The Telecom Regulatory Authority of India (TRAI) sought the top government legal advisor's opinion on the tariff plans submitted by Jio, a top source said.
This follows TRAI examining replies furnished by Jio to its letter seeking an explanation for offering free data and voice calls for existing and new customers under the "Happy New Year offer", days before the 90-day inaugural welcome plan ended on December 3.
The regulator had last month asked Jio to explain why the free data offer under the promotional scheme should not be treated as predatory.
In its letter, it had cited Jio's consumer base growing to 63 million as on December 18 to state that the company will become a significant market player in the broadband space shortly, maybe by December-end.
Stating that the preliminary analysis relies on factors like average subscriber additions per day and free data being offered, TRAI is learnt to have asked Jio to clarify as to "why the offer of free data under the promotional offer should not be treated as predatory".
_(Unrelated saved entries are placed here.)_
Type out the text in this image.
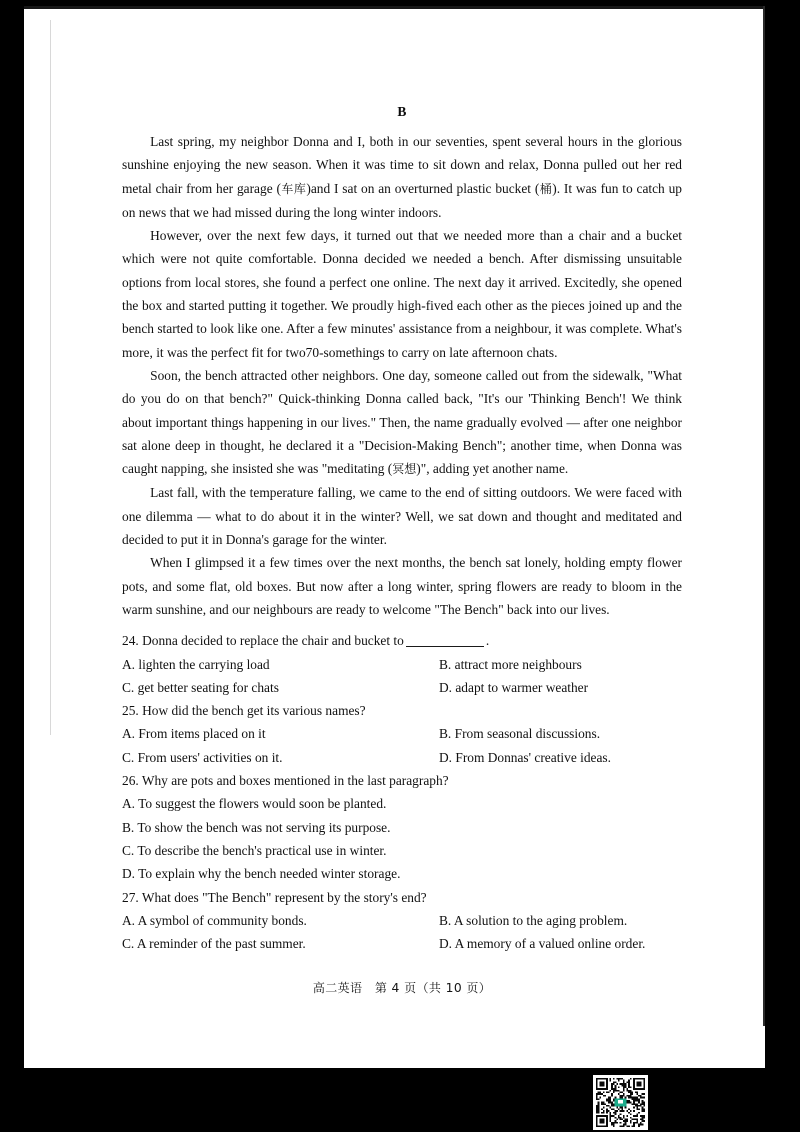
B

Last spring, my neighbor Donna and I, both in our seventies, spent several hours in the glorious sunshine enjoying the new season. When it was time to sit down and relax, Donna pulled out her red metal chair from her garage (车库)and I sat on an overturned plastic bucket (桶). It was fun to catch up on news that we had missed during the long winter indoors.

However, over the next few days, it turned out that we needed more than a chair and a bucket which were not quite comfortable. Donna decided we needed a bench. After dismissing unsuitable options from local stores, she found a perfect one online. The next day it arrived. Excitedly, she opened the box and started putting it together. We proudly high-fived each other as the pieces joined up and the bench started to look like one. After a few minutes' assistance from a neighbour, it was complete. What's more, it was the perfect fit for two70-somethings to carry on late afternoon chats.

Soon, the bench attracted other neighbors. One day, someone called out from the sidewalk, "What do you do on that bench?" Quick-thinking Donna called back, "It's our 'Thinking Bench'! We think about important things happening in our lives." Then, the name gradually evolved — after one neighbor sat alone deep in thought, he declared it a "Decision-Making Bench"; another time, when Donna was caught napping, she insisted she was "meditating (冥想)", adding yet another name.

Last fall, with the temperature falling, we came to the end of sitting outdoors. We were faced with one dilemma — what to do about it in the winter? Well, we sat down and thought and meditated and decided to put it in Donna's garage for the winter.

When I glimpsed it a few times over the next months, the bench sat lonely, holding empty flower pots, and some flat, old boxes. But now after a long winter, spring flowers are ready to bloom in the warm sunshine, and our neighbours are ready to welcome "The Bench" back into our lives.

24. Donna decided to replace the chair and bucket to	.

A. lighten the carrying load	B. attract more neighbours

C. get better seating for chats	D. adapt to warmer weather

25. How did the bench get its various names?

A. From items placed on it	B. From seasonal discussions.

C. From users' activities on it.	D. From Donnas' creative ideas.

26. Why are pots and boxes mentioned in the last paragraph?

A. To suggest the flowers would soon be planted.

B. To show the bench was not serving its purpose.

C. To describe the bench's practical use in winter.

D. To explain why the bench needed winter storage.

27. What does "The Bench" represent by the story's end?

A. A symbol of community bonds.	B. A solution to the aging problem.

C. A reminder of the past summer.	D. A memory of a valued online order.

高二英语　第 4 页（共 10 页）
In its response, Jio stated that the latest Happy New Year offer is substantially different from the Jio Welcome Offer — which commenced on September 5 — as in the initial offer, it had provided 4 GB of free data per day, and in the new one, the same was capped at 1 GB under Fair Usage Policy.
It also contended that in the first offer, there was no option of renewal or payment after the 4GB limit was exhausted, but in the fresh offering, one can recharge both data and the promised speed.
In terms of dominance, Reliance Jio accounts for 6 per cent market share in the country whereas the Competition Commission of India (CCI) norms specify 30 per cent threshold to trigger the misuse of market dominance clause.